Issum Teure Inklusion am Nachmittag

Issum · Integrationshelfer sollen dafür sorgen, dass alle Kinder die gleichen Chancen haben und an Regelschulen unterrichtet werden können. Das Antragsverfahren ist aufwendig und scheitert spätestens am offenen Ganztag. Zwei Beispiele.

 Regina Kampmann, Geschäftsführerin des Offenen Ganztags.

Regina Kampmann, Geschäftsführerin des Offenen Ganztags.

Foto: binn

Das Mädchen mit den blonden Haaren dreht seine Runden mit dem Kettcar auf dem Schulhof der St.-Nikolaus-Grundschule in Issum. Es ist alles gut, solange sich kein Konflikt anbahnt, zum Beispiel ein anderes Kind darauf besteht, auch das Kettcar zu bekommen, solange keine Stresssituationen auftauchen, die es zu lösen gilt. "Bloß nicht aus dem Rhythmus kommen", beschreibt es die Mutter des Mädchens. "Werden die Stofftiere im Zimmer anders hingestellt, bricht für unsere Tochter eine Welt zusammen."

Die Tochter hat eine autistische Spektrumstörung. Alles, was anders ist, bedeutet Stress. Außerdem hat sie Epilepsie und manchmal "stille Anfälle". Trotzdem geht sie in eine "normale", also eine Regelschule. Das ist auch so gewollt, Stichwort: Inklusion. Das Problem ist aber, dass die Eltern bis heute keinen Integrationshelfer für ihre Tochter bewilligt bekommen haben, der sie im Schulalltag unterstützt.
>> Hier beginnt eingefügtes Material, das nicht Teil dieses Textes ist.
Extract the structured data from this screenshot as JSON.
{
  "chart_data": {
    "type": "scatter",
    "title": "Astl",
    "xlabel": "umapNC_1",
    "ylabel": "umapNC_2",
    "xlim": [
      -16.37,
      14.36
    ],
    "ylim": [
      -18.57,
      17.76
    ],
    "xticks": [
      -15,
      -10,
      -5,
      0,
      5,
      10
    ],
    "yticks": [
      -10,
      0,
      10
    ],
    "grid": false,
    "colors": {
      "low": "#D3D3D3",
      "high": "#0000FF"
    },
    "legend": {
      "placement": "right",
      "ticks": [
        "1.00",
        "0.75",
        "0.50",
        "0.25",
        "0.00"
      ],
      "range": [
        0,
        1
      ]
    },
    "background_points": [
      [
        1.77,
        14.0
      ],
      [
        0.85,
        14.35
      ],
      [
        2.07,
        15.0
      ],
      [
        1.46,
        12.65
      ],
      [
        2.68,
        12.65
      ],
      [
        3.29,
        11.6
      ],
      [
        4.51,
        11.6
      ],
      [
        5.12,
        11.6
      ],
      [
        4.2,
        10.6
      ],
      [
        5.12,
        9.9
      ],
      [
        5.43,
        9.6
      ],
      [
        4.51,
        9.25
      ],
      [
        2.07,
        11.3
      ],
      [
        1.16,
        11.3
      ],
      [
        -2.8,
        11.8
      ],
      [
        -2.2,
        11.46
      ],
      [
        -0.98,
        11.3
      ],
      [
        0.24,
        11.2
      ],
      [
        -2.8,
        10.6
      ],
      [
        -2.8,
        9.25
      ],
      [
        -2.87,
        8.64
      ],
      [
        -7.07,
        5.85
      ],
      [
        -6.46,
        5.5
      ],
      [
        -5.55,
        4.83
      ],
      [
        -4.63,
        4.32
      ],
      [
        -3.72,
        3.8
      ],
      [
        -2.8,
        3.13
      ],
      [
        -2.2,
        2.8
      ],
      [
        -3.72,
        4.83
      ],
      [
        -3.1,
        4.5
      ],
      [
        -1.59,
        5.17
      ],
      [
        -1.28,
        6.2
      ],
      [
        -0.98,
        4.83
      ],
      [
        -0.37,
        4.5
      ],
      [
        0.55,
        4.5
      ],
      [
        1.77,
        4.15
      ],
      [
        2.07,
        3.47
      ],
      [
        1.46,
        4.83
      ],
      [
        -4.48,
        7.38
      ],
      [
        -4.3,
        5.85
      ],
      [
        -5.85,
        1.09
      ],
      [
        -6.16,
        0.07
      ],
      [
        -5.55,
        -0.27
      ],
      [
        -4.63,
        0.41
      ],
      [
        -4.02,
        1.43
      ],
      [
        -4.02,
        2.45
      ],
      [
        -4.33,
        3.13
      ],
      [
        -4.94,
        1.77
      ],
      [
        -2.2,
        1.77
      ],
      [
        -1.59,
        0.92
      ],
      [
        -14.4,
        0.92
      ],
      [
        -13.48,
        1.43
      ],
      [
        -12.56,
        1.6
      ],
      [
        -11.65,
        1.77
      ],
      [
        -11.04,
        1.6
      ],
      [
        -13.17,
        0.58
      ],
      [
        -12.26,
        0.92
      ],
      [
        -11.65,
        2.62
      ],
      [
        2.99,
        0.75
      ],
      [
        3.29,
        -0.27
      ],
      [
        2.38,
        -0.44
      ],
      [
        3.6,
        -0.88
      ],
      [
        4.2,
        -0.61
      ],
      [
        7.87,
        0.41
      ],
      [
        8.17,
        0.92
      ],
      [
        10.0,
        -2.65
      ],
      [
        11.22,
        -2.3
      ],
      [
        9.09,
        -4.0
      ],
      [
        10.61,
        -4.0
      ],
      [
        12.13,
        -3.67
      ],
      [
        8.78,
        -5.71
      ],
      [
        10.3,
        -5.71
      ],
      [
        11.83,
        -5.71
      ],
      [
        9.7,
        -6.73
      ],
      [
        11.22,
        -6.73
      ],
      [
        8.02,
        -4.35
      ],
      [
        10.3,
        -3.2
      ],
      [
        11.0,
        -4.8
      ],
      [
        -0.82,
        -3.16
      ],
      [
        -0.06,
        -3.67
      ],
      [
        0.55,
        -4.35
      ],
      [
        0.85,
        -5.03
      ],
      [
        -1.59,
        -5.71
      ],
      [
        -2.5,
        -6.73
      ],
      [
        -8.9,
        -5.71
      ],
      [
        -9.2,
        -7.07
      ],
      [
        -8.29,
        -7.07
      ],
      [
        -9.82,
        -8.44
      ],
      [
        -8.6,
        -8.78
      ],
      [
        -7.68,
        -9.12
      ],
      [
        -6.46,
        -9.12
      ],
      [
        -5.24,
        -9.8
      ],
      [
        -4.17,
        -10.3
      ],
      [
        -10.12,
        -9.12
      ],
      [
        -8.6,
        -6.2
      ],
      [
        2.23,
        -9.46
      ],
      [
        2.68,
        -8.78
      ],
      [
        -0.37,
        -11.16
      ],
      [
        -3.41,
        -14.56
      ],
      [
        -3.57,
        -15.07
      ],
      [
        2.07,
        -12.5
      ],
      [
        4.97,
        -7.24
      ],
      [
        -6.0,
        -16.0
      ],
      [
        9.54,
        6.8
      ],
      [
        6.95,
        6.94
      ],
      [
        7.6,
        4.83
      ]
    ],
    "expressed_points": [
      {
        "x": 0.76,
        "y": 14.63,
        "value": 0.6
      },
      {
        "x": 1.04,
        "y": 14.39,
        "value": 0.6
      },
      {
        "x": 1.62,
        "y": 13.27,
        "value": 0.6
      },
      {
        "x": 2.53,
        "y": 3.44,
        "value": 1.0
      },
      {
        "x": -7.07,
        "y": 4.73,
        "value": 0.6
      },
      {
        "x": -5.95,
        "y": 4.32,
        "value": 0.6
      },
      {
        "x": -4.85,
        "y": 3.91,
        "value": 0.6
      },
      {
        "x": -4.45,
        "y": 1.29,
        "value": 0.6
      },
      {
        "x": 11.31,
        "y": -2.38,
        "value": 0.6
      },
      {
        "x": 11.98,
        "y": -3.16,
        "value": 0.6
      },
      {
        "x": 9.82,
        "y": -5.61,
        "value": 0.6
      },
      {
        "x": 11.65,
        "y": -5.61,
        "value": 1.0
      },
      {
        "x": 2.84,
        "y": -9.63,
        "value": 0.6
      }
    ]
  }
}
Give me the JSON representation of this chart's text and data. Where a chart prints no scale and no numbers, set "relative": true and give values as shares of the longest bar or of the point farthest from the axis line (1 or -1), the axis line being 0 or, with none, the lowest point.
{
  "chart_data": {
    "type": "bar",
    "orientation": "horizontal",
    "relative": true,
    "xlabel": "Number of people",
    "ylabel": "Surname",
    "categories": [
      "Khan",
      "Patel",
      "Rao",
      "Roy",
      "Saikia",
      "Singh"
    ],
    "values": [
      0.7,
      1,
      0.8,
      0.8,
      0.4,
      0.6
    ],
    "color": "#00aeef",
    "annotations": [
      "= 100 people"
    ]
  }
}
Jedes Schuljahr haben die Eltern neu den Antrag gestellt, mit geforderter Begründung des Psychologen, sind den langen Antragsweg gegangen, vom Antrag stellen beim Jugendamt, dem psychologischen Gutachten, Schreiben der Schulleitung und Stellungnahme des Schulamts. Ihre Tochter ist mittlerweile in der dritten Klasse, der Antrag wurde immer abgelehnt. "Ich habe noch nie eine richtige Begründung bekommen", sagt die Mutter frustriert. Eine Integrationshelferin hat die Familie wenigstens für den Offenen Ganztag. Der Verein der Freunde und Förderer der St.-Nikolaus-Schule hat das angestoßen und sammelt nun Spenden. 13.300 Euro kostet die qualifizierte Integrationshelferin pro Schuljahr, davon sind 12.000 Euro Personalkosten.

"Das sind 1000 Euro im Monat bei 18 Wochenstunden für eine Fachkraft", erklärt Regina Kampmann, die Geschäftsführerin des Offenen Ganztags, die sich darum bemüht, das Geld durch Spenden zusammen zu bekommen. Warum man dafür spenden sollte, liegt für sie auf der Hand. "Es hilft keinem, wenn wir die Kinder im jungen Alter nicht stärken und sie später Sozialleistungen beziehen müssen, weil sie ihre Fähigkeiten nicht entwickeln können." Es gehe um die Stärkung der Persönlichkeit und Entwicklung des Kindes.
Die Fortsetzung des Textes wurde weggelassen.